Compared to the ECB and BoJ (who are executing quantitative easing programs) or the RBA and BoC (which have recently cut their benchmark rates), the FOMC is exceptionally hawkish. Though it is still plotting the time frame for its first hike in a controlled normalization regime, a tightening move offers drastic contrast. Much of this has been priced in however. Currently, the market expects a first and second rate hike in 2015 – something the other majors cannot claim. To leverage further gains on this view though, the lead needs to be extended.

According to Fed Fund futures, the first move by the Fed is expected around the October 28 meeting. Alternatively, surveys for economists, analysts and primary dealers pegs it around June 17 or July 29. That opens the door for more progress. A few particular data points stand out over the coming week that can up the market’s expected time frame – or push it back depending on the outcome. At the start of the week, we have the PCE inflation measures. Given that this is the Fed’s preferred price gauge, a surprise here could generate a greater market response than the heft Dollar bid that followed last week’s CPI release. At the end of the week, the February labor data will be a media and speculative focus. While the payrolls and jobless figure are important, we know the general trend of the past five years. The missing puzzle piece for hikes is inflation. And that leverages the importance of the average hourly wages component which last month posted the biggest monthly jump since December 2008.

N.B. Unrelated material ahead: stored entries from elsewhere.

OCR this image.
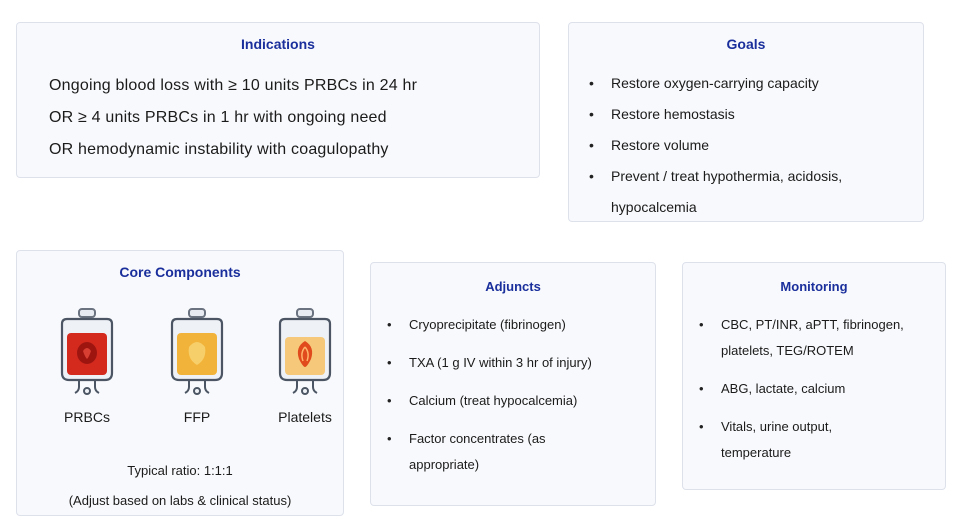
Indications
Ongoing blood loss with ≥ 10 units PRBCs in 24 hr
OR ≥ 4 units PRBCs in 1 hr with ongoing need
OR hemodynamic instability with coagulopathy
Goals
• Restore oxygen-carrying capacity
• Restore hemostasis
• Restore volume
• Prevent / treat hypothermia, acidosis, hypocalcemia
Core Components
PRBCs	FFP	Platelets
Typical ratio: 1:1:1
(Adjust based on labs & clinical status)
Adjuncts
• Cryoprecipitate (fibrinogen)
• TXA (1 g IV within 3 hr of injury)
• Calcium (treat hypocalcemia)
• Factor concentrates (as appropriate)
Monitoring
• CBC, PT/INR, aPTT, fibrinogen, platelets, TEG/ROTEM
• ABG, lactate, calcium
• Vitals, urine output, temperature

A change in tide and intensity of the US rate forecast is the most direct means to motivate the Dollar, but don’t write off the strengthening or weakening of its collective counterparts as a capable impetus. The ECB is set to activate its stimulus program while the RBA and BoC are expected to each supply a consecutive interest rate cut. There is plenty of room to broaden or close that gap.

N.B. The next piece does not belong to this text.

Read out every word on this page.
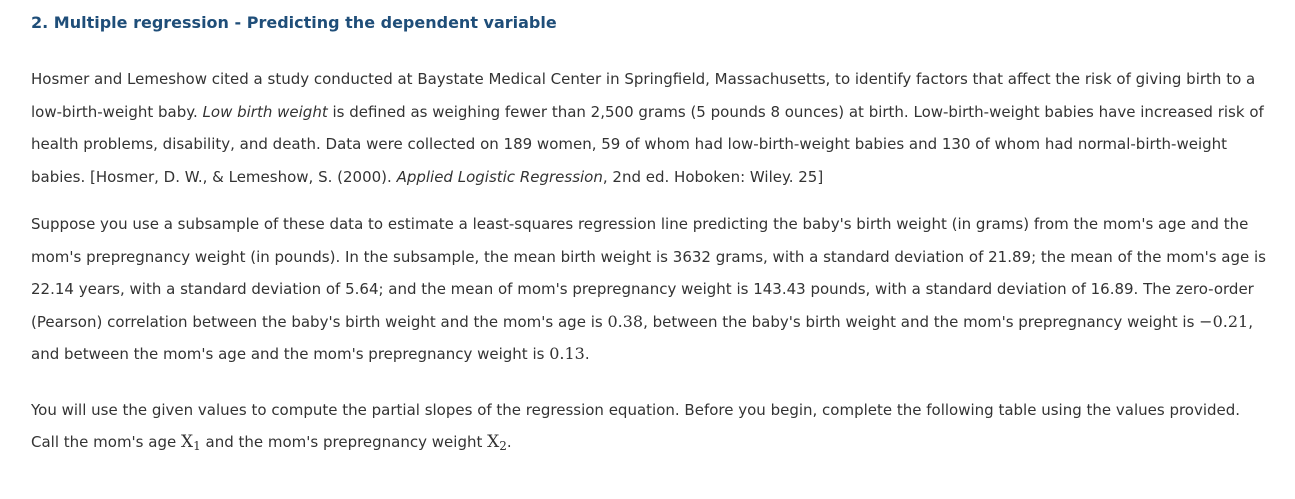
2. Multiple regression - Predicting the dependent variable

Hosmer and Lemeshow cited a study conducted at Baystate Medical Center in Springfield, Massachusetts, to identify factors that affect the risk of giving birth to a low-birth-weight baby. Low birth weight is defined as weighing fewer than 2,500 grams (5 pounds 8 ounces) at birth. Low-birth-weight babies have increased risk of health problems, disability, and death. Data were collected on 189 women, 59 of whom had low-birth-weight babies and 130 of whom had normal-birth-weight babies. [Hosmer, D. W., & Lemeshow, S. (2000). Applied Logistic Regression, 2nd ed. Hoboken: Wiley. 25]

Suppose you use a subsample of these data to estimate a least-squares regression line predicting the baby's birth weight (in grams) from the mom's age and the mom's prepregnancy weight (in pounds). In the subsample, the mean birth weight is 3632 grams, with a standard deviation of 21.89; the mean of the mom's age is 22.14 years, with a standard deviation of 5.64; and the mean of mom's prepregnancy weight is 143.43 pounds, with a standard deviation of 16.89. The zero-order (Pearson) correlation between the baby's birth weight and the mom's age is 0.38, between the baby's birth weight and the mom's prepregnancy weight is −0.21, and between the mom's age and the mom's prepregnancy weight is 0.13.

You will use the given values to compute the partial slopes of the regression equation. Before you begin, complete the following table using the values provided. Call the mom's age $X_1$ and the mom's prepregnancy weight $X_2$.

There will be plenty on the docket – and no doubt newswires – to occupy our attention in the week ahead. Yet, it is important to maintain a firm grasp of the ‘big picture’. The view of US monetary policy compared to its conterparts is a node, but how collective monetary policy influences global investor sentiment is a central pillar. ‘Risk appetite’ has not contributed much to the Dollar’s cause – bullish or bearish – recently as it has not moved with conviction (regardless of what it seems the S&P 500 is doing). It is difficult to instill confidence of a robust extension of already mature risk accumulation trends. In contrast, the correct spark can ignite an explosive value gap to risk aversion and deleveraging. When this reallocation hits, the Dollar will gain at the extremes.